Philadelphia Inquirer - November 3, 2007
Pep Boys - Manny, Moe and Jack, the Philadelphia automotive repair and parts chain, said yesterday it had agreed to sell and lease back 34 of its 592 retail stores.
The $166.2 million sale will reduce the company's debt, which is $560 million, Harry Yanowitz, chief financial officer, said. He said the properties being sold are at randomly selected locations across the nation.
The sale-and-lease-back program, announced last summer, is part of a turnaround strategy that began with the appointment in March of chief executive officer Jeffrey C. Rachor, 45. The chain, with locations in 36 states and $2.3 billion in annual revenue, has lost money in three of the last five years. Since June, its shares have fallen from a 52-week high of $22.49 to as low as $12.48.
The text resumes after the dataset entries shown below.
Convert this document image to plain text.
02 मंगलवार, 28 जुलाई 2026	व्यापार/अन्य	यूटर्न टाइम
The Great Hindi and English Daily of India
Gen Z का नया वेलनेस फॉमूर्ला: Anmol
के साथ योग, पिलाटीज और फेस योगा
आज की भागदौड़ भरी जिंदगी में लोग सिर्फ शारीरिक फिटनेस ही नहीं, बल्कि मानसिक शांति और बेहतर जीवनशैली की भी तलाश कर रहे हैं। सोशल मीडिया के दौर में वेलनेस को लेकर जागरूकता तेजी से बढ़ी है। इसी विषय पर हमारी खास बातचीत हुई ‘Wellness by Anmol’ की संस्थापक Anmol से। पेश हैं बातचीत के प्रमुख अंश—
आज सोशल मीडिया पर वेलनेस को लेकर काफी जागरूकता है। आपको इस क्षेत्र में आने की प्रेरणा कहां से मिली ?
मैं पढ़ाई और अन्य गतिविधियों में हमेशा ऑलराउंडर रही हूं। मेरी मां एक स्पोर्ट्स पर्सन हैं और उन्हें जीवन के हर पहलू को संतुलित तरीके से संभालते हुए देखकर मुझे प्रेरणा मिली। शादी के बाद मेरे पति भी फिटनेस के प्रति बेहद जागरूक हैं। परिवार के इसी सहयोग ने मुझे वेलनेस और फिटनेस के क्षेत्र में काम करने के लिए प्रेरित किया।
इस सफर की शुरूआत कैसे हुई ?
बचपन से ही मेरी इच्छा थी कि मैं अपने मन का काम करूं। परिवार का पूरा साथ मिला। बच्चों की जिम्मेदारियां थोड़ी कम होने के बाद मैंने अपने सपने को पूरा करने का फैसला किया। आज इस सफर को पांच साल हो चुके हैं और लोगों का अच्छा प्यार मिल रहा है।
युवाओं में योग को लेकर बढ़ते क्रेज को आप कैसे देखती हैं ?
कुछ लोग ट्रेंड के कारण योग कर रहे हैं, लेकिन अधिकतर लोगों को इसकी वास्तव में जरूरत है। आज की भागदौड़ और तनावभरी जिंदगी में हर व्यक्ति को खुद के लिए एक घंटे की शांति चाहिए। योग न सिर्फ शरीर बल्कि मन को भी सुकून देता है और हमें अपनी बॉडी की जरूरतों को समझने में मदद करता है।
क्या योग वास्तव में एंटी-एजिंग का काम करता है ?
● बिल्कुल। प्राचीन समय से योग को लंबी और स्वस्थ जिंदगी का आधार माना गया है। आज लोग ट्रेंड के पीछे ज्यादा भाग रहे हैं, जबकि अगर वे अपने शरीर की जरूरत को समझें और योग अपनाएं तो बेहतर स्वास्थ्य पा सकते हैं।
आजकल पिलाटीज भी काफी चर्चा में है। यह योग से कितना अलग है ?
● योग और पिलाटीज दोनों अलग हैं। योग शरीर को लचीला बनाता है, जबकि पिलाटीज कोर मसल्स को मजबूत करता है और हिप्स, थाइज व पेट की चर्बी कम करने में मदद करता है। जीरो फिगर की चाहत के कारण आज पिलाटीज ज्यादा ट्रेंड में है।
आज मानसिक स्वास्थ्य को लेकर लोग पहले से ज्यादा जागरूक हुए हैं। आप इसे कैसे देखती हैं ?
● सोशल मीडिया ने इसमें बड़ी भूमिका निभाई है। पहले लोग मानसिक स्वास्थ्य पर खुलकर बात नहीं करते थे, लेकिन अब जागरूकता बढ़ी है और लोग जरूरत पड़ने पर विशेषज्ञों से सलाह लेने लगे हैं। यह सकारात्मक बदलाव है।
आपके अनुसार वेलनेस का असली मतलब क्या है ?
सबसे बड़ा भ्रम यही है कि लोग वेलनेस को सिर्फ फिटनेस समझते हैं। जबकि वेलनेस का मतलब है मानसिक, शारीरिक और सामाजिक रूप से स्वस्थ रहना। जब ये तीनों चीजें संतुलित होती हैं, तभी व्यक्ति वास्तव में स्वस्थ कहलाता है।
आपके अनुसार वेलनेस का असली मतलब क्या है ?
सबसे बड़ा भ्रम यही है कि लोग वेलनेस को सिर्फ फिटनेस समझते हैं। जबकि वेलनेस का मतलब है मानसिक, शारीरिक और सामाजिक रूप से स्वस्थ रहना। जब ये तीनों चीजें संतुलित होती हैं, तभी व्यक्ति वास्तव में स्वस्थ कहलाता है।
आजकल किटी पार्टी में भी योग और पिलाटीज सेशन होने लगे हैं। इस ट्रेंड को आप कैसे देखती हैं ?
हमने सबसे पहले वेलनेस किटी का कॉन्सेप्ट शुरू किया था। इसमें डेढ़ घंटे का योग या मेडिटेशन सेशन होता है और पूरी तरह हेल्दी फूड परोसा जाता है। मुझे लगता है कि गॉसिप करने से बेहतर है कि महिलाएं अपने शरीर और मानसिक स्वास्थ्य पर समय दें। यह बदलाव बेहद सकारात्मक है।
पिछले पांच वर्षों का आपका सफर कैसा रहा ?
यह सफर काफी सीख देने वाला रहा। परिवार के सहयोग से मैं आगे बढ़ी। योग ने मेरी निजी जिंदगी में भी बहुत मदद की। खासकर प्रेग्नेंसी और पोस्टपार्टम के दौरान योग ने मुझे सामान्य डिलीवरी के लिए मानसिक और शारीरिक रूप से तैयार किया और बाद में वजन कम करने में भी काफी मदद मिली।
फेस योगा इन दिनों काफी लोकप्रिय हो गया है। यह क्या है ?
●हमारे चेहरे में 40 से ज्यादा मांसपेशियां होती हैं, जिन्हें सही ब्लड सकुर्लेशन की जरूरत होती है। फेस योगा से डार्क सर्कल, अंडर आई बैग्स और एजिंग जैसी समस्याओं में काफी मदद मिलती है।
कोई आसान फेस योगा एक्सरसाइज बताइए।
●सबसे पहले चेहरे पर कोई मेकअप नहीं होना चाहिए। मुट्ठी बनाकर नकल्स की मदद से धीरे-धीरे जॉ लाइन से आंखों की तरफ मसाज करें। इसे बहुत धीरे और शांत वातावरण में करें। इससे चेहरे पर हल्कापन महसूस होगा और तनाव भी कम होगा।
The company was founded in 1921 in West Philadelphia. It grew rapidly, aided by Henry Ford's sale of Model T's without such essentials as headlamps - an effort by Ford to create an aftermarket industry that would promote and support automobiles. Two years after opening the Philadelphia store, two of the founders, Manny Rosenfeld and Moe Strauss, took a research trip in a Model T to Los Angeles, where they began acquiring properties. The company today owns properties, on both coasts and in major cities, that have increased greatly in value. It is seeking to convert that to cash to reduce its debt and fund change and growth.
When the pending deal closes later this month, the company will begin work on another batch of store sales. As a store is sold, it will be leased back for 15 years, with four five-year renewal options, Yanowitz said. No decision has been made on how many stores to sell or how far to reduce debt, Yanowitz said.